The silence I love and need is more than the lack of sounds reverberating around me, although that is a good start. Silence, or within the silence I am drawn to and crave, there is a presence. The French OCDS talk about it a bit here. This silence is primarily a meeting place. It is a place where I meet God, or at least I am available to be met, should He desire to make his constant presence with me felt and sensible. It is me tuned in, tuned away from distraction, setting all the clatter aside.

Some people surround themselves with clatter, hug it to themselves, and panic if they are without it for a moment. This wearies me, saddens me, drains me.

But it isn't only about sounds: music, TV, radio, talking, "white noise," and so forth.

Thoughts make noise. My thoughts aren't as noisy as they used to be, and I don't find them demanding or deserving of the same attention they once did. It probably is why I don't blog as much as I used to.

But speaking of blogging, I have also known the state where I have to say something in order to enter into this silence. It's like another presence will stand in the middle of my heart and clear its throat until I pay attention to it, say or write the words to the one I need to say or write them to, thereby dismissing or rather dispatching this presence to go where it needs to go. And then I also can go where I need to go, which is into silence.

This silence is also linked to solitude. And since I am re-working this clunky English language to be able to express the state of my soul, I will also re-work the word solitude. I don't necessarily mean by solitude a state of being alone. I definitely do not mean by it a state of being lonely. I think of it more as a state of there being one present. Only one being is present. It is more of an idea of union, or communion, than of isolation. If I am in solitude with you, I am at complete peace, and your presence speaks and ministers peace to me, and I to you. In this peace, we are united, one, and more importantly it is a communion with the One who fills the silence. It is actually the most heavy, profound presence rather than some kind of lonely state. In this way, I think heaven would actually be perfect solitude (communion) and perfect silence (presence).

So I need and love heaven. Yeah, it always comes down to that, doesn't it.

But be practical. I'm on earth. I'm talking about an earthly experience. Our earthly experiences of divine communion must pale to the real thing. But you know what, I'll take pale experiences of heaven on earth any old day.

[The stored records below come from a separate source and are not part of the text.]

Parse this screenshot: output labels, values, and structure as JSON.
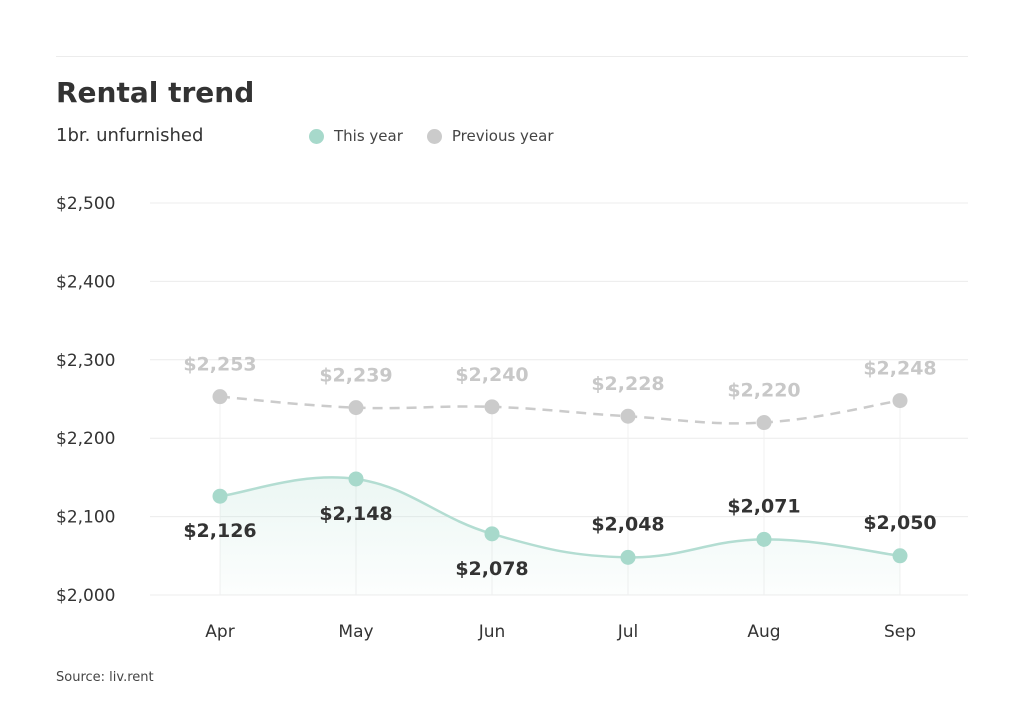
{
  "header": {
    "title": "Rental trend",
    "subtitle": "1br. unfurnished"
  },
  "legend": {
    "this_year": "This year",
    "previous_year": "Previous year"
  },
  "footer": {
    "source": "Source: liv.rent"
  },
  "colors": {
    "this_year": "#a7d9cb",
    "this_year_line": "#b3ddd2",
    "previous_year": "#cbcbcb",
    "grid": "#ececec"
  },
  "chart_data": {
    "type": "line",
    "title": "Rental trend",
    "subtitle": "1br. unfurnished",
    "categories": [
      "Apr",
      "May",
      "Jun",
      "Jul",
      "Aug",
      "Sep"
    ],
    "ylim": [
      2000,
      2500
    ],
    "yticks": [
      2000,
      2100,
      2200,
      2300,
      2400,
      2500
    ],
    "ytick_labels": [
      "$2,000",
      "$2,100",
      "$2,200",
      "$2,300",
      "$2,400",
      "$2,500"
    ],
    "grid": true,
    "legend_position": "top",
    "series": [
      {
        "name": "This year",
        "values": [
          2126,
          2148,
          2078,
          2048,
          2071,
          2050
        ],
        "labels": [
          "$2,126",
          "$2,148",
          "$2,078",
          "$2,048",
          "$2,071",
          "$2,050"
        ]
      },
      {
        "name": "Previous year",
        "values": [
          2253,
          2239,
          2240,
          2228,
          2220,
          2248
        ],
        "labels": [
          "$2,253",
          "$2,239",
          "$2,240",
          "$2,228",
          "$2,220",
          "$2,248"
        ]
      }
    ]
  }
}
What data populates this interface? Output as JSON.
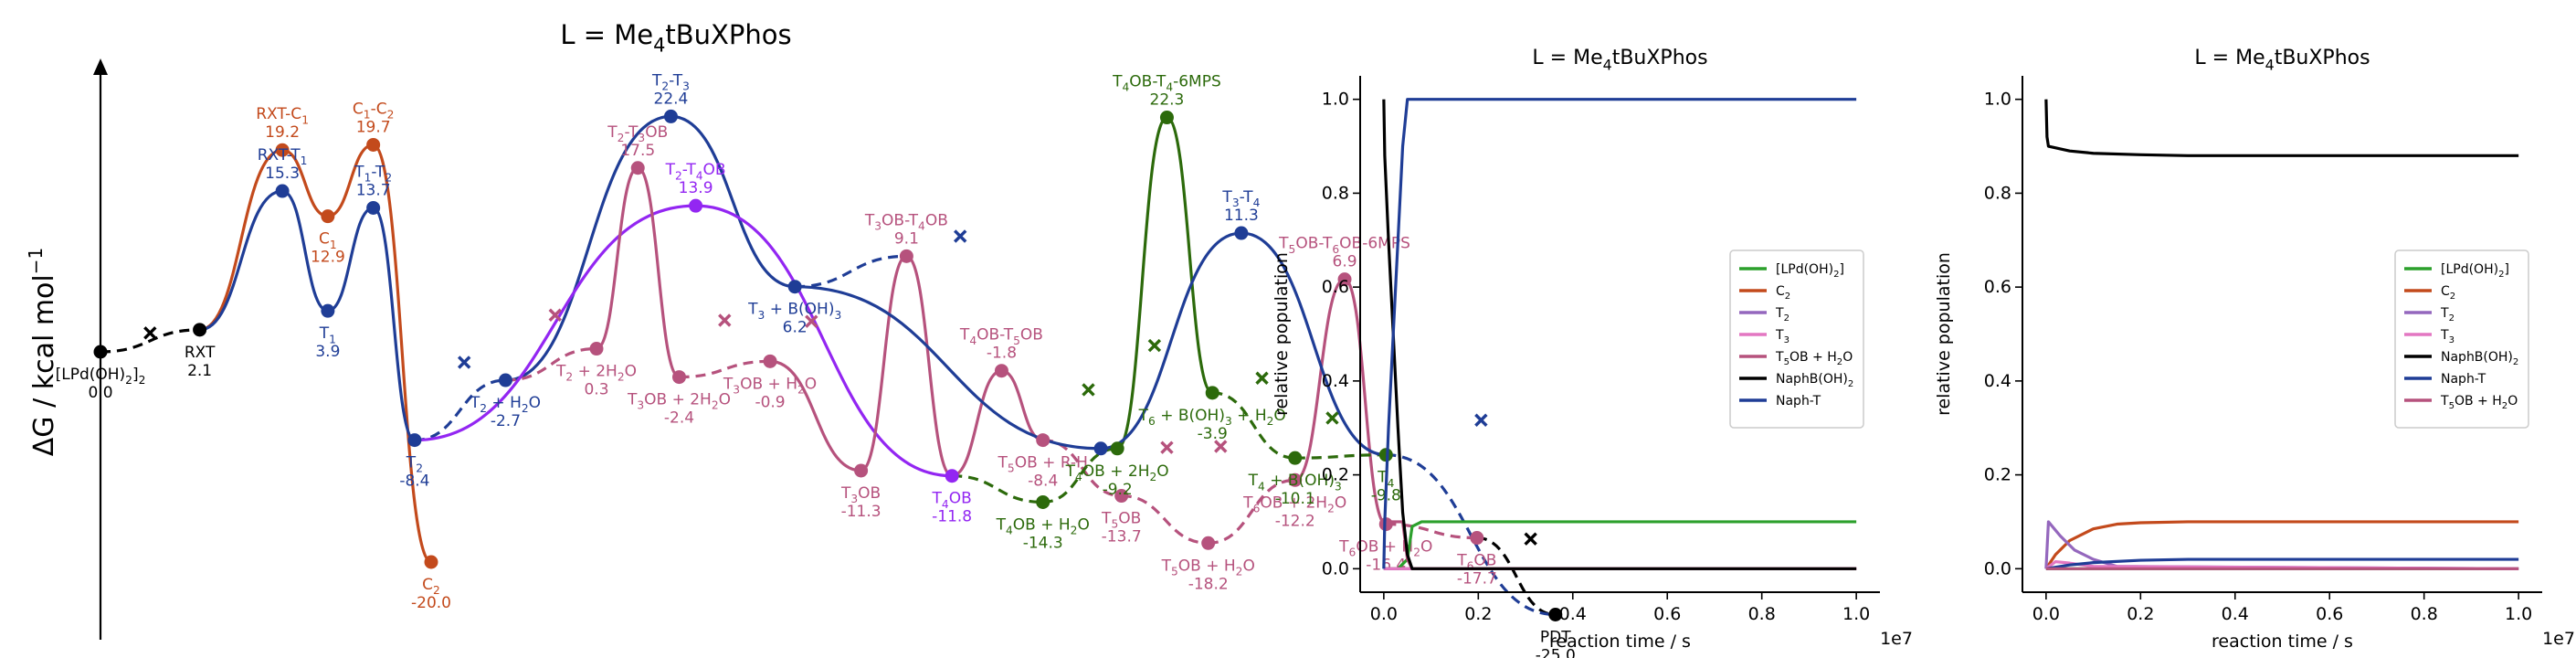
{
  "figure": {
    "title_main": "L = Me4tBuXPhos",
    "title_mid": "L = Me4tBuXPhos",
    "title_right": "L = Me4tBuXPhos"
  },
  "chart_data": [
    {
      "type": "line",
      "title": "L = Me4tBuXPhos",
      "ylabel": "ΔG / kcal mol−1",
      "xlabel": "",
      "axes": {
        "x_visible": false,
        "y_ticks": false
      },
      "ylim": [
        -27,
        35
      ],
      "colors": {
        "orange": "#c34a1c",
        "blue": "#1f3d96",
        "purple": "#9326f2",
        "pink": "#b6527d",
        "green": "#2c6a0b",
        "black": "#000000"
      },
      "points": [
        {
          "id": "LPd",
          "name": "[LPd(OH)2]2",
          "value": 0.0,
          "x": 1.0,
          "kind": "min",
          "color": "black"
        },
        {
          "id": "RXT",
          "name": "RXT",
          "value": 2.1,
          "x": 2.2,
          "kind": "min",
          "color": "black"
        },
        {
          "id": "RXTC1",
          "name": "RXT-C1",
          "value": 19.2,
          "x": 3.2,
          "kind": "ts",
          "color": "orange"
        },
        {
          "id": "C1",
          "name": "C1",
          "value": 12.9,
          "x": 3.75,
          "kind": "min",
          "color": "orange"
        },
        {
          "id": "C1C2",
          "name": "C1-C2",
          "value": 19.7,
          "x": 4.3,
          "kind": "ts",
          "color": "orange"
        },
        {
          "id": "C2",
          "name": "C2",
          "value": -20.0,
          "x": 5.0,
          "kind": "min",
          "color": "orange"
        },
        {
          "id": "RXTT1",
          "name": "RXT-T1",
          "value": 15.3,
          "x": 3.2,
          "kind": "ts",
          "color": "blue"
        },
        {
          "id": "T1",
          "name": "T1",
          "value": 3.9,
          "x": 3.75,
          "kind": "min",
          "color": "blue"
        },
        {
          "id": "T1T2",
          "name": "T1-T2",
          "value": 13.7,
          "x": 4.3,
          "kind": "ts",
          "color": "blue"
        },
        {
          "id": "T2",
          "name": "T2",
          "value": -8.4,
          "x": 4.8,
          "kind": "min",
          "color": "blue"
        },
        {
          "id": "T2H2O",
          "name": "T2 + H2O",
          "value": -2.7,
          "x": 5.9,
          "kind": "min",
          "color": "blue"
        },
        {
          "id": "T2T3",
          "name": "T2-T3",
          "value": 22.4,
          "x": 7.9,
          "kind": "ts",
          "color": "blue"
        },
        {
          "id": "T3BOH",
          "name": "T3 + B(OH)3",
          "value": 6.2,
          "x": 9.4,
          "kind": "min",
          "color": "blue"
        },
        {
          "id": "T2T4OB",
          "name": "T2-T4OB",
          "value": 13.9,
          "x": 8.2,
          "kind": "ts",
          "color": "purple"
        },
        {
          "id": "T4OB",
          "name": "T4OB",
          "value": -11.8,
          "x": 11.3,
          "kind": "min",
          "color": "purple"
        },
        {
          "id": "T22H2O",
          "name": "T2 + 2H2O",
          "value": 0.3,
          "x": 7.0,
          "kind": "min",
          "color": "pink"
        },
        {
          "id": "T2T3OB",
          "name": "T2-T3OB",
          "value": 17.5,
          "x": 7.5,
          "kind": "ts",
          "color": "pink"
        },
        {
          "id": "T3OB2H2O",
          "name": "T3OB + 2H2O",
          "value": -2.4,
          "x": 8.0,
          "kind": "min",
          "color": "pink"
        },
        {
          "id": "T3OBH2O",
          "name": "T3OB + H2O",
          "value": -0.9,
          "x": 9.1,
          "kind": "min",
          "color": "pink"
        },
        {
          "id": "T3OB",
          "name": "T3OB",
          "value": -11.3,
          "x": 10.2,
          "kind": "min",
          "color": "pink"
        },
        {
          "id": "T3OBT4OB",
          "name": "T3OB-T4OB",
          "value": 9.1,
          "x": 10.75,
          "kind": "ts",
          "color": "pink"
        },
        {
          "id": "T4OBT5OB",
          "name": "T4OB-T5OB",
          "value": -1.8,
          "x": 11.9,
          "kind": "ts",
          "color": "pink"
        },
        {
          "id": "T5OBRH",
          "name": "T5OB + R-H",
          "value": -8.4,
          "x": 12.4,
          "kind": "min",
          "color": "pink"
        },
        {
          "id": "T5OB",
          "name": "T5OB",
          "value": -13.7,
          "x": 13.35,
          "kind": "min",
          "color": "pink"
        },
        {
          "id": "T5OBH2O",
          "name": "T5OB + H2O",
          "value": -18.2,
          "x": 14.4,
          "kind": "min",
          "color": "pink"
        },
        {
          "id": "T6OB2H2O",
          "name": "T6OB + 2H2O",
          "value": -12.2,
          "x": 15.45,
          "kind": "min",
          "color": "pink"
        },
        {
          "id": "T5OBT6OB",
          "name": "T5OB-T6OB-6MPS",
          "value": 6.9,
          "x": 16.05,
          "kind": "ts",
          "color": "pink"
        },
        {
          "id": "T6OBH2O",
          "name": "T6OB + H2O",
          "value": -16.4,
          "x": 16.55,
          "kind": "min",
          "color": "pink"
        },
        {
          "id": "T6OB",
          "name": "T6OB",
          "value": -17.7,
          "x": 17.65,
          "kind": "min",
          "color": "pink"
        },
        {
          "id": "T4OBH2O",
          "name": "T4OB + H2O",
          "value": -14.3,
          "x": 12.4,
          "kind": "min",
          "color": "green"
        },
        {
          "id": "T4OB2H2O",
          "name": "T4OB + 2H2O",
          "value": -9.2,
          "x": 13.3,
          "kind": "min",
          "color": "green"
        },
        {
          "id": "T4OBT4",
          "name": "T4OB-T4-6MPS",
          "value": 22.3,
          "x": 13.9,
          "kind": "ts",
          "color": "green"
        },
        {
          "id": "T4BOH",
          "name": "T4 + B(OH)3",
          "value": -10.1,
          "x": 15.45,
          "kind": "min",
          "color": "green"
        },
        {
          "id": "T6BOHH2O",
          "name": "T6 + B(OH)3 + H2O",
          "value": -3.9,
          "x": 14.45,
          "kind": "min",
          "color": "green"
        },
        {
          "id": "T4",
          "name": "T4",
          "value": -9.8,
          "x": 16.55,
          "kind": "min",
          "color": "green"
        },
        {
          "id": "T6",
          "name": "",
          "value": -9.2,
          "x": 13.1,
          "kind": "min",
          "color": "blue"
        },
        {
          "id": "T3T4",
          "name": "T3-T4",
          "value": 11.3,
          "x": 14.8,
          "kind": "ts",
          "color": "blue"
        },
        {
          "id": "PDT",
          "name": "PDT",
          "value": -25.0,
          "x": 18.6,
          "kind": "min",
          "color": "black"
        }
      ]
    },
    {
      "type": "line",
      "title": "L = Me4tBuXPhos",
      "xlabel": "reaction time / s",
      "ylabel": "relative population",
      "x_offset_label": "1e7",
      "xlim": [
        -0.05,
        1.05
      ],
      "ylim": [
        -0.05,
        1.05
      ],
      "xticks": [
        "0.0",
        "0.2",
        "0.4",
        "0.6",
        "0.8",
        "1.0"
      ],
      "yticks": [
        "0.0",
        "0.2",
        "0.4",
        "0.6",
        "0.8",
        "1.0"
      ],
      "legend_position": "center-right",
      "series": [
        {
          "name": "[LPd(OH)2]",
          "color": "#2ca02c",
          "x": [
            0,
            0.03,
            0.05,
            0.06,
            0.08,
            1.0
          ],
          "y": [
            0,
            0,
            0.02,
            0.09,
            0.1,
            0.1
          ]
        },
        {
          "name": "C2",
          "color": "#c34a1c",
          "x": [
            0,
            1.0
          ],
          "y": [
            0,
            0
          ]
        },
        {
          "name": "T2",
          "color": "#9467bd",
          "x": [
            0,
            1.0
          ],
          "y": [
            0,
            0
          ]
        },
        {
          "name": "T3",
          "color": "#e377c2",
          "x": [
            0,
            1.0
          ],
          "y": [
            0,
            0
          ]
        },
        {
          "name": "T5OB + H2O",
          "color": "#b6527d",
          "x": [
            0,
            0.04,
            0.05,
            0.06,
            1.0
          ],
          "y": [
            0.1,
            0.1,
            0.02,
            0,
            0
          ]
        },
        {
          "name": "NaphB(OH)2",
          "color": "#000000",
          "x": [
            0,
            0.002,
            0.01,
            0.02,
            0.03,
            0.04,
            0.05,
            0.06,
            1.0
          ],
          "y": [
            1.0,
            0.88,
            0.7,
            0.5,
            0.3,
            0.12,
            0.03,
            0,
            0
          ]
        },
        {
          "name": "Naph-T",
          "color": "#1f3d96",
          "x": [
            0,
            0.002,
            0.01,
            0.02,
            0.03,
            0.04,
            0.05,
            1.0
          ],
          "y": [
            0,
            0.1,
            0.3,
            0.5,
            0.7,
            0.9,
            1.0,
            1.0
          ]
        }
      ]
    },
    {
      "type": "line",
      "title": "L = Me4tBuXPhos",
      "xlabel": "reaction time / s",
      "ylabel": "relative population",
      "x_offset_label": "1e7",
      "xlim": [
        -0.05,
        1.05
      ],
      "ylim": [
        -0.05,
        1.05
      ],
      "xticks": [
        "0.0",
        "0.2",
        "0.4",
        "0.6",
        "0.8",
        "1.0"
      ],
      "yticks": [
        "0.0",
        "0.2",
        "0.4",
        "0.6",
        "0.8",
        "1.0"
      ],
      "legend_position": "center-right",
      "series": [
        {
          "name": "[LPd(OH)2]",
          "color": "#2ca02c",
          "x": [
            0,
            1.0
          ],
          "y": [
            0,
            0
          ]
        },
        {
          "name": "C2",
          "color": "#c34a1c",
          "x": [
            0,
            0.02,
            0.05,
            0.1,
            0.15,
            0.2,
            0.3,
            0.5,
            1.0
          ],
          "y": [
            0,
            0.03,
            0.06,
            0.085,
            0.095,
            0.098,
            0.1,
            0.1,
            0.1
          ]
        },
        {
          "name": "T2",
          "color": "#9467bd",
          "x": [
            0,
            0.005,
            0.03,
            0.06,
            0.1,
            0.15,
            1.0
          ],
          "y": [
            0,
            0.1,
            0.07,
            0.04,
            0.02,
            0.005,
            0
          ]
        },
        {
          "name": "T3",
          "color": "#e377c2",
          "x": [
            0,
            0.02,
            0.05,
            0.1,
            1.0
          ],
          "y": [
            0,
            0.015,
            0.012,
            0.005,
            0
          ]
        },
        {
          "name": "NaphB(OH)2",
          "color": "#000000",
          "x": [
            0,
            0.002,
            0.005,
            0.05,
            0.1,
            0.2,
            0.3,
            0.5,
            1.0
          ],
          "y": [
            1.0,
            0.92,
            0.9,
            0.89,
            0.885,
            0.882,
            0.88,
            0.88,
            0.88
          ]
        },
        {
          "name": "Naph-T",
          "color": "#1f3d96",
          "x": [
            0,
            0.05,
            0.1,
            0.2,
            0.3,
            1.0
          ],
          "y": [
            0,
            0.008,
            0.013,
            0.018,
            0.02,
            0.02
          ]
        },
        {
          "name": "T5OB + H2O",
          "color": "#b6527d",
          "x": [
            0,
            1.0
          ],
          "y": [
            0,
            0
          ]
        }
      ]
    }
  ]
}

I experience this at times when I am home alone, and my heart is peacefully pouring outwards. I experience this at times in prayer at church when suddenly I am aware of God's presence, and I'm there, too. I experience this at times with another person, even without saying anything. Peace. Presence.

And the other day it struck me that this is real need of my soul. I could throw my husband's TV out the window, but that would not be the entire solution. I also need to throw out the things that make me feel rushed and therefore not peaceful -- like a disordered sense of responsibility for situations real, imagined, or unconsciously triggered.

And I suppose like the spiritual life often goes, entering into this silence is something one needs to practice, seek after, and pour energy into. It is both gift and task, as the trite, hippy-flavored saying goes.



My Beloved is the mountains,
The solitary wooded valleys,
The strange islands,
The roaring torrents,
The whisper of the amorous gales;
The tranquil night
At the approaches of the dawn,
The silent music,
The murmuring solitude,
The supper which revives, and enkindles love.